いくつかの疫学的データを分析するために ggplot と R を使用しようとしていますが、流行曲線を適切に表示するのに苦労し続けています。
データはこちら
attach(epicurve)
head(epicurve)
onset age
1 21/12/2012 18
2 14/06/2013 8
3 10/06/2013 64
4 28/05/2013 79
5 14/04/2013 56
6 9/04/2013 66
epicurve$onset <- as.Date(epicurve$onset, format="%d/%m/%Y")
ggplot(epicurve, aes(onset)) + geom_histogram() + scale_x_date(breaks=date_breaks("1 year"), minor_breaks=date_breaks("1 month"), labels = date_format("%b-%Y"))
はこのグラフを与える.これは問題ありませんが、ビン幅はどの期間にも関係がなく、調整には少し試行錯誤が必要です。
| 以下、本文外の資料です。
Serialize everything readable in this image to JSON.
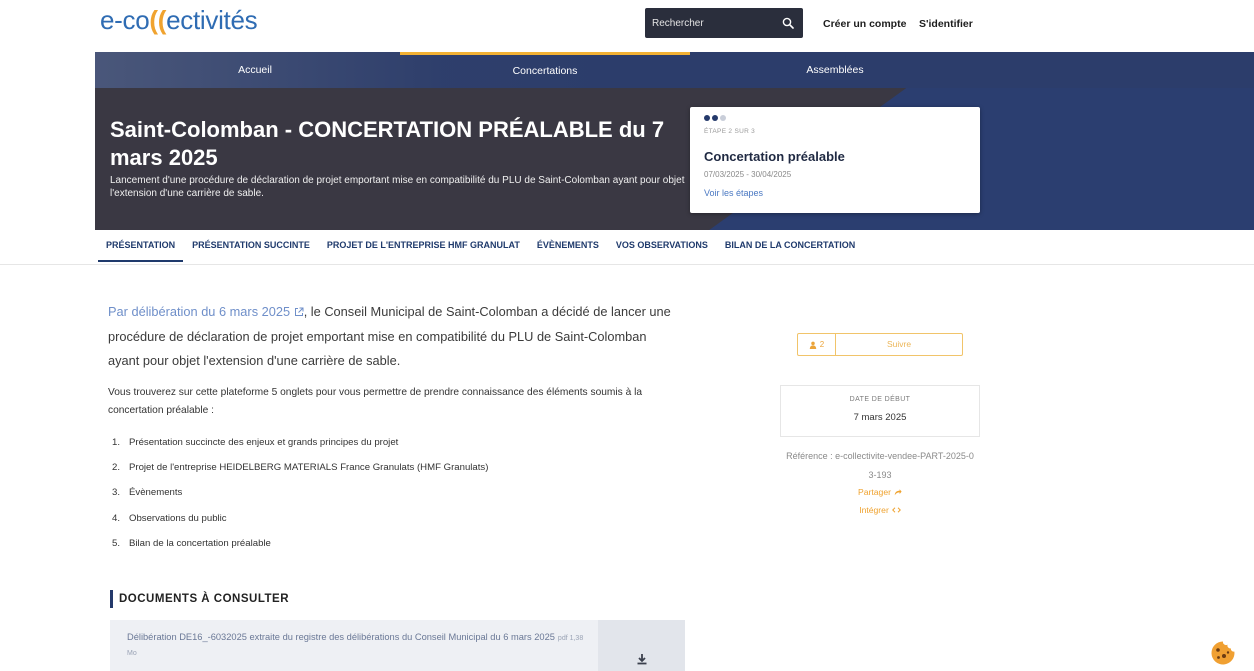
{
  "header": {
    "logo": {
      "part1": "e-co",
      "part2": "((",
      "part3": "ectivités"
    },
    "search": {
      "placeholder": "Rechercher",
      "icon": "search-icon"
    },
    "create_account": "Créer un compte",
    "login": "S'identifier"
  },
  "nav": {
    "items": [
      {
        "label": "Accueil",
        "active": false
      },
      {
        "label": "Concertations",
        "active": true
      },
      {
        "label": "Assemblées",
        "active": false
      }
    ]
  },
  "hero": {
    "title": "Saint-Colomban - CONCERTATION PRÉALABLE du 7 mars 2025",
    "subtitle": "Lancement d'une procédure de déclaration de projet emportant mise en compatibilité du PLU de Saint-Colomban ayant pour objet l'extension d'une carrière de sable.",
    "step": {
      "current": 2,
      "total": 3,
      "label": "ÉTAPE 2 SUR 3",
      "title": "Concertation préalable",
      "dates": "07/03/2025 - 30/04/2025",
      "link": "Voir les étapes"
    }
  },
  "tabs": [
    {
      "label": "PRÉSENTATION",
      "active": true
    },
    {
      "label": "PRÉSENTATION SUCCINTE",
      "active": false
    },
    {
      "label": "PROJET DE L'ENTREPRISE HMF GRANULAT",
      "active": false
    },
    {
      "label": "ÉVÈNEMENTS",
      "active": false
    },
    {
      "label": "VOS OBSERVATIONS",
      "active": false
    },
    {
      "label": "BILAN DE LA CONCERTATION",
      "active": false
    }
  ],
  "content": {
    "intro_link": "Par délibération du 6 mars 2025",
    "intro_text": ", le Conseil Municipal de Saint-Colomban a décidé de lancer une procédure de déclaration de projet emportant mise en compatibilité du PLU de Saint-Colomban ayant pour objet l'extension d'une carrière de sable.",
    "tabs_intro": "Vous trouverez sur cette plateforme 5 onglets pour vous permettre de prendre connaissance des éléments soumis à la concertation préalable :",
    "tabs_list": [
      "Présentation succincte des enjeux et grands principes du projet",
      "Projet de l'entreprise HEIDELBERG MATERIALS France Granulats (HMF Granulats)",
      "Évènements",
      "Observations du public",
      "Bilan de la concertation préalable"
    ],
    "documents_heading": "DOCUMENTS À CONSULTER",
    "documents": [
      {
        "title": "Délibération DE16_-6032025 extraite du registre des délibérations du Conseil Municipal du 6 mars 2025",
        "meta": "pdf 1,38 Mo"
      }
    ]
  },
  "sidebar": {
    "followers": "2",
    "follow_label": "Suivre",
    "start_date_label": "DATE DE DÉBUT",
    "start_date": "7 mars 2025",
    "reference": "Référence : e-collectivite-vendee-PART-2025-03-193",
    "share_label": "Partager",
    "embed_label": "Intégrer"
  },
  "colors": {
    "navy": "#24396b",
    "hero_dark": "#3a3843",
    "accent_orange": "#f0a32f",
    "link_blue": "#4a78c2",
    "tab_text": "#1f3a6c"
  },
  "icons": [
    "search-icon",
    "external-link-icon",
    "follower-icon",
    "share-icon",
    "embed-code-icon",
    "download-icon",
    "cookie-icon"
  ]
}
この特定のデータセットについて、発症月ごとにケースを表示したいと思います。
これを行う方法を考え出した1つの方法は次のとおりです。
epicurve$monyr <- format(epicurve$onset, "%b-%Y")
epicurve$monyr <- as.factor(epicurve$monyr)
ggplot(epicurve, aes(monyr)) + geom_histogram()
評判システムのため投稿できないグラフを出力します。バーは意味のあるものを表していますが、軸ラベルは爆弾サイトです。scale_x_date
軸は日付ではないため、使用して軸をフォーマットできずscale_x_discrete
、便利なラベルを付けるために渡す引数を特定できません。
オンセット列で操作を行うことで、これを行う簡単な方法があるはずだと感じています。誰か私に指針を教えてもらえますか?